Birdwatching has been in the spotlight a bit again this week with Essex Police saying that it's a recreational activity and shouldn't be seen as "permitted exercise" Walthamstow Wetlands has also published a statement to say whilst the reserve remains open for walkers and cyclists it is closed to birdwatchers. Fishing and Shooting remain as acceptable past times in lockdown but birdwatching is not. I hear anecdotal stories of birders having issues with wardens and police but as yet haven't known anybody personally that's had issue whilst out. I write the above to record in the history of the blog just how strange these times are as I'm sure years into the future these restrictions will seem even more strange. You can sit on a river bank all day and can even drive to the venue without restriction, you can drive to a wetland and set up to shoot wildfowl but you can't drive to a venue and sit and watch the birds you can't even walk to a venue to watch birds within the law/rules/guidelines. 
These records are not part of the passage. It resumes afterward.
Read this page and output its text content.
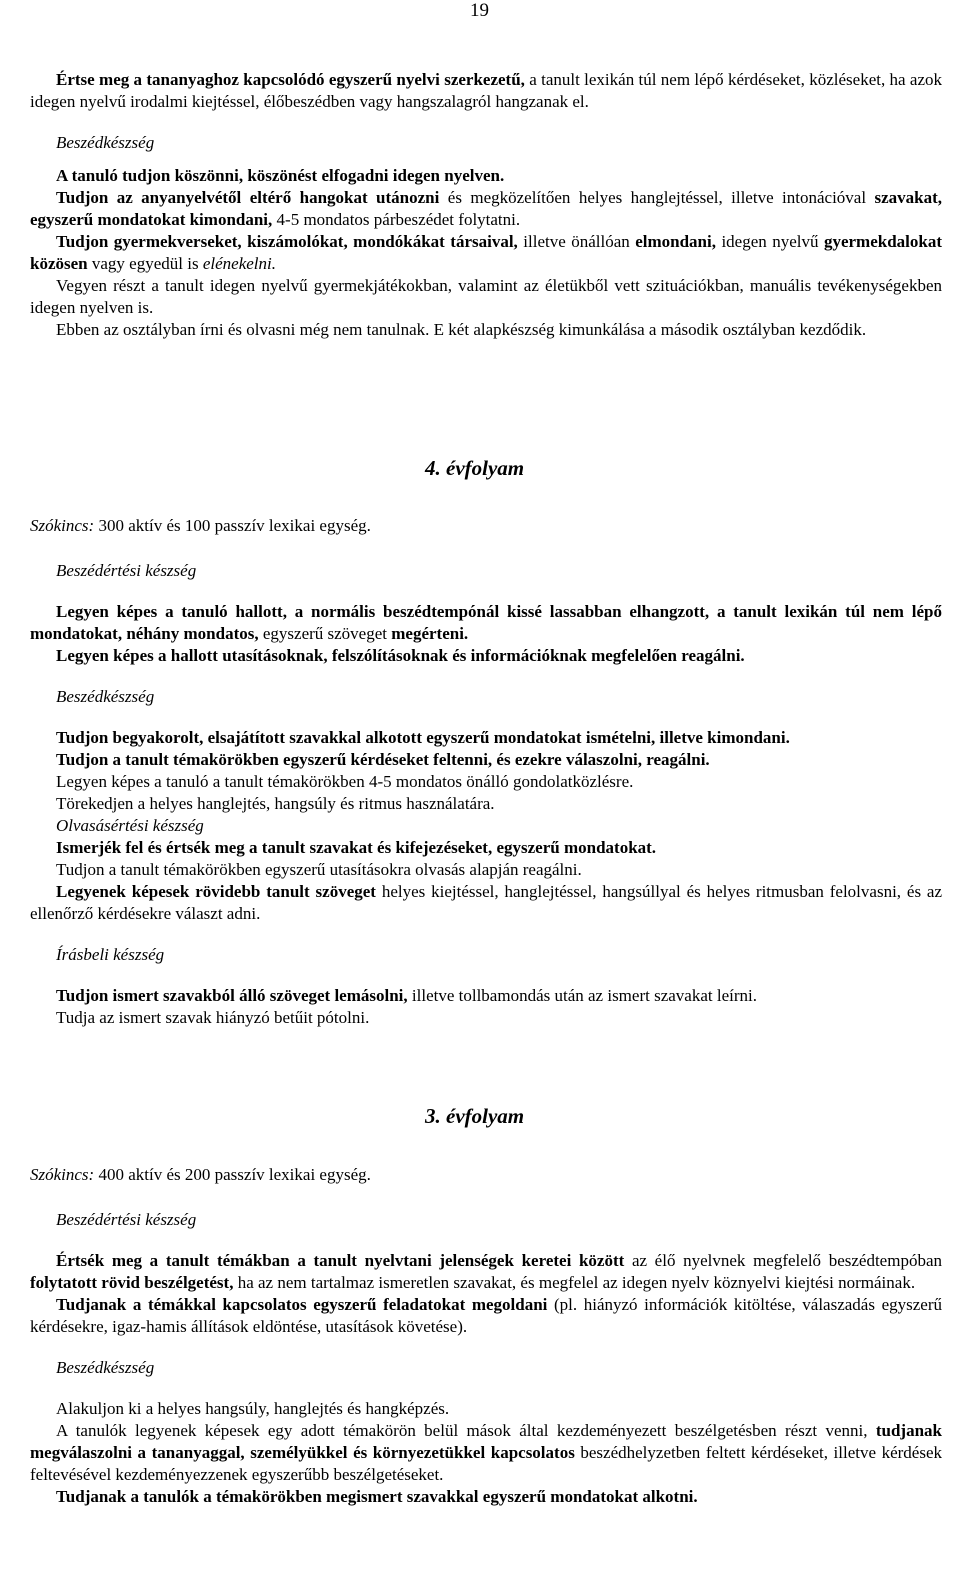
19

Értse meg a tananyaghoz kapcsolódó egyszerű nyelvi szerkezetű, a tanult lexikán túl nem lépő kérdéseket, közléseket, ha azok idegen nyelvű irodalmi kiejtéssel, élőbeszédben vagy hangszalagról hangzanak el.

Beszédkészség

A tanuló tudjon köszönni, köszönést elfogadni idegen nyelven.

Tudjon az anyanyelvétől eltérő hangokat utánozni és megközelítően helyes hanglejtéssel, illetve intonációval szavakat, egyszerű mondatokat kimondani, 4-5 mondatos párbeszédet folytatni.

Tudjon gyermekverseket, kiszámolókat, mondókákat társaival, illetve önállóan elmondani, idegen nyelvű gyermekdalokat közösen vagy egyedül is elénekelni.

Vegyen részt a tanult idegen nyelvű gyermekjátékokban, valamint az életükből vett szituációkban, manuális tevékenységekben idegen nyelven is.

Ebben az osztályban írni és olvasni még nem tanulnak. E két alapkészség kimunkálása a második osztályban kezdődik.

4. évfolyam
Szókincs: 300 aktív és 100 passzív lexikai egység.

Beszédértési készség

Legyen képes a tanuló hallott, a normális beszédtempónál kissé lassabban elhangzott, a tanult lexikán túl nem lépő mondatokat, néhány mondatos, egyszerű szöveget megérteni.

Legyen képes a hallott utasításoknak, felszólításoknak és információknak megfelelően reagálni.

Beszédkészség

Tudjon begyakorolt, elsajátított szavakkal alkotott egyszerű mondatokat ismételni, illetve kimondani.

Tudjon a tanult témakörökben egyszerű kérdéseket feltenni, és ezekre válaszolni, reagálni.

Legyen képes a tanuló a tanult témakörökben 4-5 mondatos önálló gondolatközlésre.

Törekedjen a helyes hanglejtés, hangsúly és ritmus használatára.

Olvasásértési készség

Ismerjék fel és értsék meg a tanult szavakat és kifejezéseket, egyszerű mondatokat.

Tudjon a tanult témakörökben egyszerű utasításokra olvasás alapján reagálni.

Legyenek képesek rövidebb tanult szöveget helyes kiejtéssel, hanglejtéssel, hangsúllyal és helyes ritmusban felolvasni, és az ellenőrző kérdésekre választ adni.

Írásbeli készség

Tudjon ismert szavakból álló szöveget lemásolni, illetve tollbamondás után az ismert szavakat leírni.

Tudja az ismert szavak hiányzó betűit pótolni.

3. évfolyam
Szókincs: 400 aktív és 200 passzív lexikai egység.

Beszédértési készség

Értsék meg a tanult témákban a tanult nyelvtani jelenségek keretei között az élő nyelvnek megfelelő beszédtempóban folytatott rövid beszélgetést, ha az nem tartalmaz ismeretlen szavakat, és megfelel az idegen nyelv köznyelvi kiejtési normáinak.

Tudjanak a témákkal kapcsolatos egyszerű feladatokat megoldani (pl. hiányzó információk kitöltése, válaszadás egyszerű kérdésekre, igaz-hamis állítások eldöntése, utasítások követése).

Beszédkészség

Alakuljon ki a helyes hangsúly, hanglejtés és hangképzés.

A tanulók legyenek képesek egy adott témakörön belül mások által kezdeményezett beszélgetésben részt venni, tudjanak megválaszolni a tananyaggal, személyükkel és környezetükkel kapcsolatos beszédhelyzetben feltett kérdéseket, illetve kérdések feltevésével kezdeményezzenek egyszerűbb beszélgetéseket.

Tudjanak a tanulók a témakörökben megismert szavakkal egyszerű mondatokat alkotni.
With regards to my birding in February I have over the years had some nice encounters with the following being the best of the birds seen.

Yellow-rumped Warbler in County Durham which I remember well as the road was covered in snow on my approach. This was a bonus bird as I headed north for a work meeting.
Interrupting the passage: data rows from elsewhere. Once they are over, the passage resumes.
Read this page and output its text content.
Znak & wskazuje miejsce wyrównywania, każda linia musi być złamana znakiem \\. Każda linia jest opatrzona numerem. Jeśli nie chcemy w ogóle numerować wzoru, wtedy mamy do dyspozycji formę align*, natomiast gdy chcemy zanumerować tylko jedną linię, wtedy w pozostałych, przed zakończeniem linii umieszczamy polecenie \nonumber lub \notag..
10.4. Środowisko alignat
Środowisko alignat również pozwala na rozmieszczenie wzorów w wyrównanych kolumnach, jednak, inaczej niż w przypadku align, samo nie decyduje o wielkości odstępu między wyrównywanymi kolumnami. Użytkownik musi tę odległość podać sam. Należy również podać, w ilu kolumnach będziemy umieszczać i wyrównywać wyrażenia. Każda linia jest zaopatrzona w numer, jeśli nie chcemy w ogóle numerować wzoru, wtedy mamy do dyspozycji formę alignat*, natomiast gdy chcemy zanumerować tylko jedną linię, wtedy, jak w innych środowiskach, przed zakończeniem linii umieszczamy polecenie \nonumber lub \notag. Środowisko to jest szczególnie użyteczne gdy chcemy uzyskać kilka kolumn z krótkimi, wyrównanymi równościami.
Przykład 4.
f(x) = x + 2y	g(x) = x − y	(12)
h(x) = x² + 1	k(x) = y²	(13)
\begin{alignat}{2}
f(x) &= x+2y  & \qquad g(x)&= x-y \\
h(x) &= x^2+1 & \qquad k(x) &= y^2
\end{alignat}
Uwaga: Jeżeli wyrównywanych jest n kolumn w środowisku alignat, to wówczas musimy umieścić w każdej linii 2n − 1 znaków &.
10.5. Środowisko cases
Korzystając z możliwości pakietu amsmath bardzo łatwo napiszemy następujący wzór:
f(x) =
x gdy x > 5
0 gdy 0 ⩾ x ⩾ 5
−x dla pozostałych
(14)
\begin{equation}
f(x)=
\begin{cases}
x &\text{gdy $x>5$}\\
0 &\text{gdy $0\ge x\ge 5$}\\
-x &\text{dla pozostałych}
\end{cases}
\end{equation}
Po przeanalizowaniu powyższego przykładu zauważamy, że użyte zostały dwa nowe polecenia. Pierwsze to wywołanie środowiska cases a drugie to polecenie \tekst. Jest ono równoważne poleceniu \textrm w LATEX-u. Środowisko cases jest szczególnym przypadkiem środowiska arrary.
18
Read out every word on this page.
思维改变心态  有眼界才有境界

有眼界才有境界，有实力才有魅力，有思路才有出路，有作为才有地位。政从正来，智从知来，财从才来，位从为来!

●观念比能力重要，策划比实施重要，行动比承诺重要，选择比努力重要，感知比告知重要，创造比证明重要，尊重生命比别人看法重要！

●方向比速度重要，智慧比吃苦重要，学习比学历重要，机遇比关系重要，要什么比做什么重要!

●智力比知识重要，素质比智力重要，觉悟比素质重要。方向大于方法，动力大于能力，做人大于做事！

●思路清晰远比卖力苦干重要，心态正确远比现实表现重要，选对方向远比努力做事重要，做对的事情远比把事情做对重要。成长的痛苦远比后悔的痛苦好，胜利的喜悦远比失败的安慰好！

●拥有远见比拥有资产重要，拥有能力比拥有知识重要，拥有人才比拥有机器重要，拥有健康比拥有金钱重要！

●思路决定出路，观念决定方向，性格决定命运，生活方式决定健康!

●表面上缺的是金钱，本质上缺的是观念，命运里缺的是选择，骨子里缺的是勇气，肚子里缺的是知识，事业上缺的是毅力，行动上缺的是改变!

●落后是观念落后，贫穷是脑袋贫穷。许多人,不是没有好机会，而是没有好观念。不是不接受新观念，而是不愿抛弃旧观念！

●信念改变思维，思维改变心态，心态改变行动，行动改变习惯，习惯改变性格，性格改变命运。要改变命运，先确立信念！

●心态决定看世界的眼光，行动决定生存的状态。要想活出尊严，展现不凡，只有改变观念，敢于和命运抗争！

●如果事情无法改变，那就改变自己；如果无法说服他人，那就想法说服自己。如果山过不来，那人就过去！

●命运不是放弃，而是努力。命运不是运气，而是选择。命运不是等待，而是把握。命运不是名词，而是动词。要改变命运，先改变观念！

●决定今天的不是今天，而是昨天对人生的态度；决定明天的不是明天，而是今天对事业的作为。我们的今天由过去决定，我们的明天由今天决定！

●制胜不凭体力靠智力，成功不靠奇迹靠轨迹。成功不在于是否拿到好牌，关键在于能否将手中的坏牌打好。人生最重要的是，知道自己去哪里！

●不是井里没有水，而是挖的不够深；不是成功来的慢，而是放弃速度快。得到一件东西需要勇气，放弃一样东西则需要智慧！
Ross's Gull at Lodmoor was a fabulous find on a day I was already in Dorset

Ross's Gull

Laughing Gull at New Brighton was another bonus bird on a work trip "up north"

Laughing Gull

Lesser Scaup In Cardiff Bay

Pied-billed Grebe at Ham Wall in Somerset

Pallid Harrier at Roydon Common in Norfolk

Hooded Merganser (an accepted record at Corsham CP)

Blue-winged Teal at Man Sands in Devon

others include....

Three Penduline Tits, Two Hoopoes, Two Long-billed Dowitchers

Penduline Tit

Bluethroat, Green-winged Teal, Little Bunting, Richard's Pipit, Bonaparte's Gull, Glossy Ibis, Lesser Yellowlegs and Rose-coloured Starling.
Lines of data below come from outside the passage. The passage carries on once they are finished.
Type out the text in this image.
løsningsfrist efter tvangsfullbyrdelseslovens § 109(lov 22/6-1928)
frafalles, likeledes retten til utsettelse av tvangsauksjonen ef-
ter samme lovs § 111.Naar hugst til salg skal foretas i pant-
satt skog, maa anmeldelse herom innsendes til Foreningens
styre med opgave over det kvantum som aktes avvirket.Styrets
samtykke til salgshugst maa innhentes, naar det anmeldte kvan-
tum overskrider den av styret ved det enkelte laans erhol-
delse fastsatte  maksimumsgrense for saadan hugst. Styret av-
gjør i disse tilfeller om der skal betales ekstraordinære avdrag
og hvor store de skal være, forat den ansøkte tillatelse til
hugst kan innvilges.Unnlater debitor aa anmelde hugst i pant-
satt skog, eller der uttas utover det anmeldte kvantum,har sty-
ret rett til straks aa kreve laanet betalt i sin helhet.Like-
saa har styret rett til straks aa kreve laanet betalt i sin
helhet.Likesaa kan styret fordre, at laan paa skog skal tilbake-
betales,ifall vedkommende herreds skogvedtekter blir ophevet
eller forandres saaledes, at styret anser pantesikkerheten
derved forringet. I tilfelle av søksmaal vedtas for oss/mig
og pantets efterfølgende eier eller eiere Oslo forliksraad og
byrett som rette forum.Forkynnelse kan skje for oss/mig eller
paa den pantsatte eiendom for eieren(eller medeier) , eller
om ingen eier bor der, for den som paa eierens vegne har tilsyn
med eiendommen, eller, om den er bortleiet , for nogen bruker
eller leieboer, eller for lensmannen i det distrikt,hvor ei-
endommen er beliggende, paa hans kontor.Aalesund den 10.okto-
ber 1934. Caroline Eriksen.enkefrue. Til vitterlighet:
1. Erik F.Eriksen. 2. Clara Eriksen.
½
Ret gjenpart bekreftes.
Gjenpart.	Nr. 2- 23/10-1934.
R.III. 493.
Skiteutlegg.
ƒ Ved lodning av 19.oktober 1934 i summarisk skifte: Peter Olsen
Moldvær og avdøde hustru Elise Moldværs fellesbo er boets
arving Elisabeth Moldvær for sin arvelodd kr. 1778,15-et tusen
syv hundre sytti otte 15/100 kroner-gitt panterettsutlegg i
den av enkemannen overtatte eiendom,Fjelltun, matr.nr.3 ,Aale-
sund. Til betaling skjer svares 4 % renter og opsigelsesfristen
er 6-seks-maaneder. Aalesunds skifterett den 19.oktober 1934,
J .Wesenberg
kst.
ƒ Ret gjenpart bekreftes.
The most common birds I year tick in February are Goshawk and Woodlark followed closely by Firecrest, Spoonbill and Great Northern Diver.


Other February birds include Crossbill, Purple Sandpiper, Red-necked Grebe, Willow Tit, Fudge Duck and Great-grey Shrike but none as regular at the Gos and Woodlark which are almost annually seen in Feb as first for the year. This year may be different unless we see a relaxation from local essential  travel.

Red-necked Grebe

I guess I'm going to struggle to add many more this February within the couple of miles from home I'm currently travelling but I'll keep looking and keep hoping. I'm sure there's a few local still to be found but I really miss days out like those above. 

Thankfully the local Owls are still on site although the last two nights they have chosen not to leave the roost save a couple of drops to the floor for small prey. This is a dramatic change in behaviour as they have been very reliable afternoon hunters since arriving. I and a couple of other local guys have followed these Owls since they arrived back in October, we have encouraged others to watch from a good distance and will keep an eye on the birds behaviour for as long as they are in the area.The local male Kestrel remains active and was joined by a male Sparrowhawk yesterday for a while otherwise little else to report.